Submitted by Singularian2501 t3_yijfkw in MachineLearning
ServiceNow and Hugging Face have released a 3.1TB dataset of permissively licensed code in 30 programming languages. This is about 4x larger than the dataset used to train GPT-3 (though obviously ‘code only’), and 3x the size of CodeParrot, the next largest released code dataset.

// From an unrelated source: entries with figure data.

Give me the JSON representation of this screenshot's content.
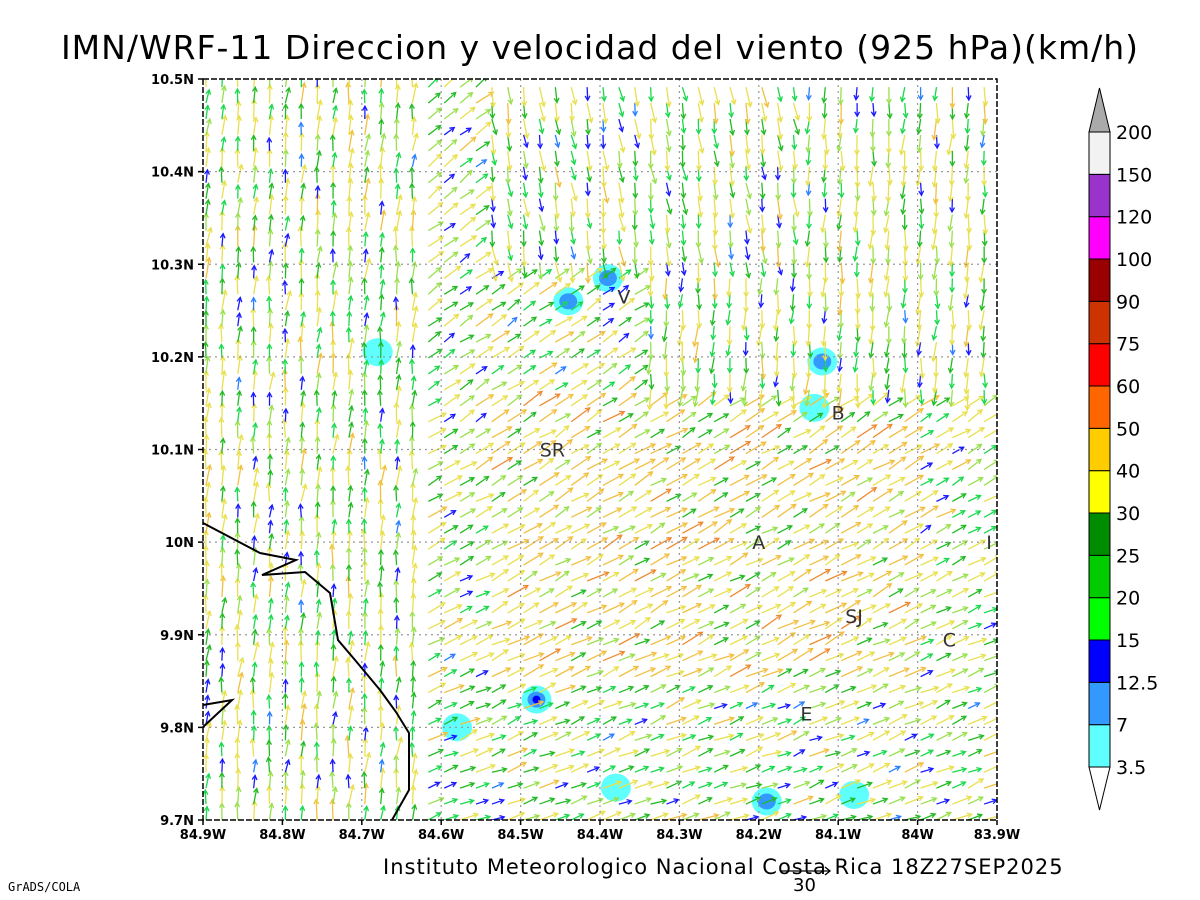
{
  "title": "IMN/WRF-11 Direccion y velocidad del viento (925 hPa)(km/h)",
  "footer": "Instituto Meteorologico Nacional Costa Rica 18Z27SEP2025",
  "credit": "GrADS/COLA",
  "reference_vector": {
    "value": 30
  },
  "map": {
    "x_ticks": [
      "84.9W",
      "84.8W",
      "84.7W",
      "84.6W",
      "84.5W",
      "84.4W",
      "84.3W",
      "84.2W",
      "84.1W",
      "84W",
      "83.9W"
    ],
    "y_ticks": [
      "10.5N",
      "10.4N",
      "10.3N",
      "10.2N",
      "10.1N",
      "10N",
      "9.9N",
      "9.8N",
      "9.7N"
    ],
    "lon_range": [
      -84.9,
      -83.9
    ],
    "lat_range": [
      9.7,
      10.5
    ],
    "grid": true,
    "cities": [
      {
        "label": "V",
        "lon": -84.37,
        "lat": 10.265
      },
      {
        "label": "B",
        "lon": -84.1,
        "lat": 10.14
      },
      {
        "label": "SR",
        "lon": -84.46,
        "lat": 10.1
      },
      {
        "label": "A",
        "lon": -84.2,
        "lat": 10.0
      },
      {
        "label": "I",
        "lon": -83.91,
        "lat": 10.0
      },
      {
        "label": "SJ",
        "lon": -84.08,
        "lat": 9.92
      },
      {
        "label": "C",
        "lon": -83.96,
        "lat": 9.895
      },
      {
        "label": "E",
        "lon": -84.14,
        "lat": 9.815
      }
    ],
    "calm_patches": [
      {
        "lon": -84.44,
        "lat": 10.26,
        "intensity": 7
      },
      {
        "lon": -84.39,
        "lat": 10.285,
        "intensity": 7
      },
      {
        "lon": -84.12,
        "lat": 10.195,
        "intensity": 7
      },
      {
        "lon": -84.13,
        "lat": 10.145,
        "intensity": 3.5
      },
      {
        "lon": -84.58,
        "lat": 9.8,
        "intensity": 3.5
      },
      {
        "lon": -84.48,
        "lat": 9.83,
        "intensity": 12.5
      },
      {
        "lon": -84.19,
        "lat": 9.72,
        "intensity": 7
      },
      {
        "lon": -84.38,
        "lat": 9.735,
        "intensity": 3.5
      },
      {
        "lon": -84.08,
        "lat": 9.727,
        "intensity": 3.5
      },
      {
        "lon": -84.68,
        "lat": 10.205,
        "intensity": 3.5
      }
    ]
  },
  "colorbar": {
    "levels": [
      "3.5",
      "7",
      "12.5",
      "15",
      "20",
      "25",
      "30",
      "40",
      "50",
      "60",
      "75",
      "90",
      "100",
      "120",
      "150",
      "200"
    ],
    "colors": [
      "#60ffff",
      "#3399ff",
      "#0000ff",
      "#00ff00",
      "#00cc00",
      "#008c00",
      "#ffff00",
      "#ffcc00",
      "#ff6600",
      "#ff0000",
      "#cc3300",
      "#990000",
      "#ff00ff",
      "#9933cc",
      "#f2f2f2",
      "#aaaaaa"
    ]
  }
}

Paper: https://drive.google.com/file/d/17J-0KXTDzY9Esp-JqXYHIcy--i_7G5Bb/view
Hugging Face: https://huggingface.co/datasets/bigcode/the-stack
Twitter: https://twitter.com/BigCodeProject/status/1585631176353796097
Download The Stack: https://hf.co/BigCode
Source: https://twitter.com/BigCodeProject/status/1585631176353796097
Source: https://twitter.com/BigCodeProject/status/1585631176353796097
​
Source: https://twitter.com/BigCodeProject/status/1585631176353796097
nomadiclizard t1_iujxwax wrote
I'm curious which 'permissive' licenses have terms permitting the use of the code as training data in machine learning algorithms. Are we assuming licenses which allow code to be modified/redistributed, also include this right?
What if a commercial for-profit company trains on a lot of copyleft code, then commercialises the result and refuses to release the model? Is that ethical?